Fundamentally working with bloggers is about being open, friendly, willing to compromise somewhat and also having something important to offer them. In return, you can work with people who are passionate, knowledgeable and relatable. Bloggers and influencers are valuable people and they need to be treated as such, it’s just important that you avoid those that are in it for the wrong reasons.

We’d love to hear some of your advice on blogger outreach so leave a comment or tweet us @sitevisibility. Alternatively, if you’d like to read how we put products in front of over 100,000 engaged users then click the banner below to read our Vax Case Study.

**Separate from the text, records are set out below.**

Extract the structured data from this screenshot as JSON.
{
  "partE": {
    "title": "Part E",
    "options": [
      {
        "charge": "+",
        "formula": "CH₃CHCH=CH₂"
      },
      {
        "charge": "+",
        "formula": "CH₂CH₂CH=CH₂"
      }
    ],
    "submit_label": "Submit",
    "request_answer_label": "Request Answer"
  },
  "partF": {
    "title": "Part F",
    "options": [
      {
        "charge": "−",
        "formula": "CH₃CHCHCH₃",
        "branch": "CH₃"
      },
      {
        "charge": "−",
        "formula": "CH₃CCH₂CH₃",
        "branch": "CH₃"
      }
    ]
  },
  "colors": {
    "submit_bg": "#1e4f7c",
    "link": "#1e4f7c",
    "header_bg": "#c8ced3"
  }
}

Vax Content Marketing Case Study


  1. Great article Dave, I thought I’d add some context as a blogger in my spare time 🙂

    Outreaching has become tough on bloggers when following Google best practice for link building. Although some bloggers will sell their souls for a freebie and some anchor text, it depends on the perceived value of what you’re giving away for a review as to how successful that sort of strategy is (as well as being a bit dodgy).

    What generally happens as a blogger now is that they’ll be expected to write reviews for free with a follow link. Somehow, some digital agencies still think it’s credible to get around Google by simply saying that it’s okay if it’s a non-organically generated link IF we’re physically not paying for it. Those trying this tactic are often met with a wall, as it’s obviously not in the bloggers best interest to write completely for free.

    It’s also worth knowing that bloggers run in tribes, so one bad experience with a blogger and you’ll get a bad reputation.

    Equally… if you find a good blogger, ask them if any of their blogging friends would be interested in working with you. It’s a great way of networking and growing your base of contacts.

    I think understanding the above problem that bloggers face (especially if they want to make money out of their blog – which isn’t to say they’re in it for the wrong reasons) helps content marketers when outreaching. Really understand what you’re asking the blogger to do and ask if you’d do that on your own site or if you’re taking the Micky.